Speedy India caused Himalayas - Study
The Himalayas and Tibetan plateau formed when a “supercontinent”
broke up and the Indian sub-continent smashed at high speed into
Eurasia, a study published on Thursday in the British journal Nature
says.
Until 140 million years ago, modern-day India formed part of a
supercontinent called Gondwanaland, which broke apart to form what,
today, is Africa, India, Australia, Antarctica and South America, it
says.
India moved at much higher speed than the other parts — at between 18
and 20 centimetres (seven to eight inches) per year, its German and
Indian authors believe.
By comparison, Australia and African plates moved at just four
centimetres (1.6 inches) per year or less, and also travelled much
smaller distances, while Antarctica remained almost stationary.
Zipping up to the north, India smashed into the continent of Eurasia
about 50 million years ago, and the mighty collision caused land to
crumple and rear up, creating the world’s highest mountain range.
The theory about Earth’s structure is that the planet comprises a
brittle outer crust, called the lithosphere, which lies atop the mantle,
the hot, elastic layer that is sandwiched between the crust and the
scorching iron-rich core.
The researchers, at the GeoForschungsZentrum (GFZ, Germany’s national
lab for geoscience) in Potsdam believe Gondwanaland fractured apart
because of a “plume” of intense heat that spewed from the mantle.

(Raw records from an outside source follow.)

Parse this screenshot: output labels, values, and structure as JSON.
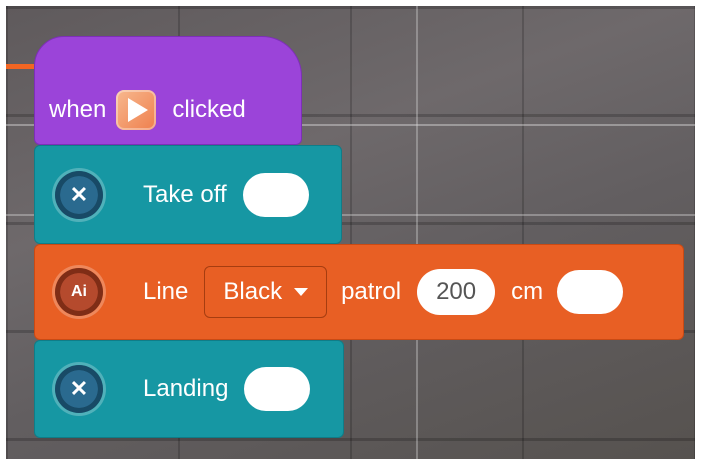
{
  "hat": {
    "prefix": "when",
    "suffix": "clicked",
    "icon": "play-icon"
  },
  "blocks": [
    {
      "label": "Take off",
      "icon": "drone-icon"
    },
    {
      "label": "Line",
      "icon": "ai-icon",
      "icon_text": "Ai",
      "dropdown": "Black",
      "action": "patrol",
      "value": "200",
      "unit": "cm"
    },
    {
      "label": "Landing",
      "icon": "drone-icon"
    }
  ],
  "colors": {
    "event": "#9b44d9",
    "drone": "#1697a3",
    "ai": "#e85f24"
  }
}
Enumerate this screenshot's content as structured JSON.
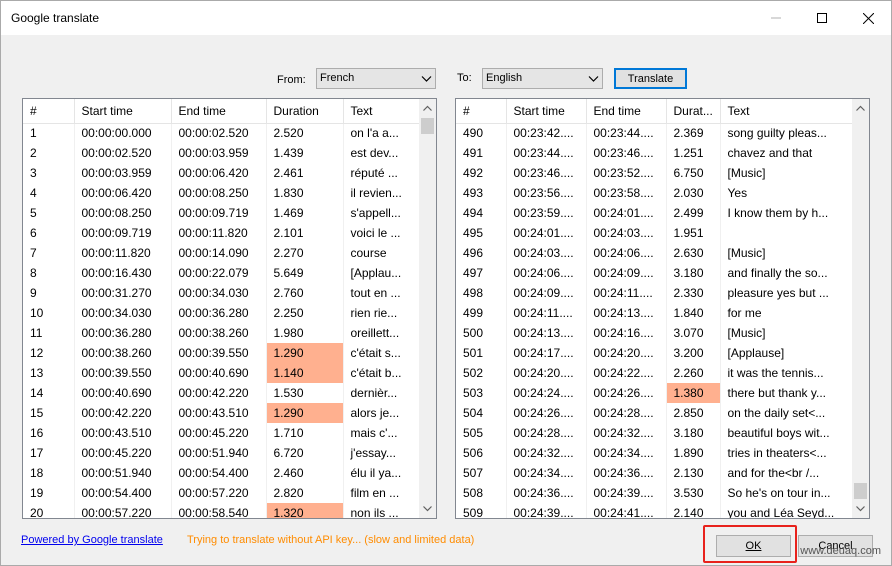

India may have been on top of, or near, this plume, with the result
that its lithospheric roots were literally burned away, leaving the
sub-continent rather like a plate floating on a fluid.
Using a method called the shear-wave receiver function technique to
measure the thickness of lithospheric plates, the GFZ team calculate the
Indian plate to be only about 100 kilometres (60 miles) thick.
That compares with between 180 and 300 kilometres (112 and 190 miles)
of thickness for the other parts of Gondwanaland, which suggests that
these parts kept some roots in the mantle, thus limiting their ability
to move. Shorn of its anchor, India was transformed “from a sloth to a
cheetah,” making it able to roam far and fast, said Dietmar Mueller, a
University of Sydney geoscientist, in a review of the study.